What this error means
no az login device-code flow available, no service-principal credentials injected into sandbox env, no federated identity assertion exposed is a Claude Code failure pattern reported for developers trying to add non-interactive azure cli authentication support in claude code cloud sessions so users can run ad-hoc azure commands without switching to desktop session. Based on the imported evidence, treat this as a tool-specific troubleshooting page rather than a generic API error.
Why this happens
GitHub Issue #60305 in anthropics/claude-code opened May 18, 2026 by user DKTouchstone — Cloud session users building on Azure cannot authenticate az CLI non-interactively. No OIDC token issuer exposed for federation, no service-principal credentials injection, no az login device-code flow. Current workarounds: Azure MCP server for read ops only, GitHub Actions OIDC for write ops (requires PR workflow), fall back to desktop session for ad-hoc azure work. Blocking SaaS developers using phone-driven cloud sessions. Category mapping: AI Coding Tools (Claude Code cloud sessions with enterprise auth requirements).
Common causes
- GitHub Issue #60305 in anthropics/claude-code opened May 18, 2026 by user DKTouchstone — Cloud session users building on Azure cannot authenticate az CLI non-interactively. No OIDC token issuer exposed for federation, no service-principal credentials injection, no az login device-code flow. Current workarounds: Azure MCP server for read ops only, GitHub Actions OIDC for write ops (requires PR workflow), fall back to desktop session for ad-hoc azure work. Blocking SaaS developers using phone-driven cloud sessions. Category mapping: AI Coding Tools (Claude Code cloud sessions with enterprise auth requirements).
Quick fixes
- Confirm the exact error signature matches
no az login device-code flow available, no service-principal credentials injected into sandbox env, no federated identity assertion exposed. - Check the Claude Code account, local tool state, and provider configuration involved in the failing workflow.
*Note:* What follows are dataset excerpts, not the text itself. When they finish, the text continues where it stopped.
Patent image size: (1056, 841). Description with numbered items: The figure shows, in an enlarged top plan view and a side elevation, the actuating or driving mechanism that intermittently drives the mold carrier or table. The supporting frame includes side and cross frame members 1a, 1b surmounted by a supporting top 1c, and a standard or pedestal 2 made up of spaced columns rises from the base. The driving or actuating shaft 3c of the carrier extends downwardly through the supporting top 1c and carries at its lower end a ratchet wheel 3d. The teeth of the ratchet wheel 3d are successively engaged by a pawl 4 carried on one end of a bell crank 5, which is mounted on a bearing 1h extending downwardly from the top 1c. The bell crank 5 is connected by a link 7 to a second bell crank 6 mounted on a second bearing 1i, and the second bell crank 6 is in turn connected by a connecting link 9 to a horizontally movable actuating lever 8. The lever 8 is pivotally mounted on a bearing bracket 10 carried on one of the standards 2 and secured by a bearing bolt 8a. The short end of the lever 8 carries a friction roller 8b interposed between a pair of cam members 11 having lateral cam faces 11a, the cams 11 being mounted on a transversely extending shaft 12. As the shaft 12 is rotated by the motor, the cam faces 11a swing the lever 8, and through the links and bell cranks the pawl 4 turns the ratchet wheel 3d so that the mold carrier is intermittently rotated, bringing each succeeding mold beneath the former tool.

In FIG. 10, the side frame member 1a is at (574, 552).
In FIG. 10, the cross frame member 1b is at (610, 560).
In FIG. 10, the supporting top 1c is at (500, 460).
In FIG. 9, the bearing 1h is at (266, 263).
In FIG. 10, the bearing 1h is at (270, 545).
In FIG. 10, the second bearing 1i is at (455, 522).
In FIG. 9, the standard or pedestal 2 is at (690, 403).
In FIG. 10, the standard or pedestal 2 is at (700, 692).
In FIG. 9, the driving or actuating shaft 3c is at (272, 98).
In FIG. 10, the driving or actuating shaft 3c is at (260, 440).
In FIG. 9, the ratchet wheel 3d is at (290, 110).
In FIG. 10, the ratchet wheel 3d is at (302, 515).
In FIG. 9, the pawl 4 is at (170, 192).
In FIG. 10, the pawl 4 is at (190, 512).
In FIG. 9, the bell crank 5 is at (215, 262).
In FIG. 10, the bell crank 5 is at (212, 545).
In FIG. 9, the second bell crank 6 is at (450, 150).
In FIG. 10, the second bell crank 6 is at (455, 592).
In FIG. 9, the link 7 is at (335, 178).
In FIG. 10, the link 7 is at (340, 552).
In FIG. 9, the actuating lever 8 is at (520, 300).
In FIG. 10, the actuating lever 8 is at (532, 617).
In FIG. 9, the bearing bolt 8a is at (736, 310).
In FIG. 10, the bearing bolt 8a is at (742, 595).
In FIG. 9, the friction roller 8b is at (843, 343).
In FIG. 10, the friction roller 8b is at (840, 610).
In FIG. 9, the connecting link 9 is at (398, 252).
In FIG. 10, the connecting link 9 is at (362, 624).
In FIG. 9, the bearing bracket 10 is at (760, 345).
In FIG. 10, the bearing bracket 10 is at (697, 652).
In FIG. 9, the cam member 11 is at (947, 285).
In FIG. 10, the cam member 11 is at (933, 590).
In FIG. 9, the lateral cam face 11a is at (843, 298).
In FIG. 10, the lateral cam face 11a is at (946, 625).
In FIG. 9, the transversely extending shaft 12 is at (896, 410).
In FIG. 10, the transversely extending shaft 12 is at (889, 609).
- Reduce request pressure, check quota or plan limits, and retry with backoff instead of immediate repeated requests.
Platform/tool-specific checks
- Verify the command, editor, extension, or API client that produced the error.
- Compare local settings with CI, deployment, or editor-level settings when the error appears in only one environment.
- Avoid deleting credentials, local model data, or project settings until the failing scope is clear.
Step-by-step troubleshooting
- Capture the exact error message and the command, editor action, or request that triggered it.
- Check whether the failure is account/auth, quota/rate, model/provider, local runtime, or deployment configuration.
- Review the source evidence below and compare it with your environment.
- Apply one change at a time and rerun the smallest failing action.
- Keep the working fix documented for the team or deployment environment.
How to prevent it
- Keep provider/tool configuration documented.
- Record non-secret diagnostics such as tool version, provider name, model name, and command path.
- Add a lightweight check before CI or production workflows depend on the tool.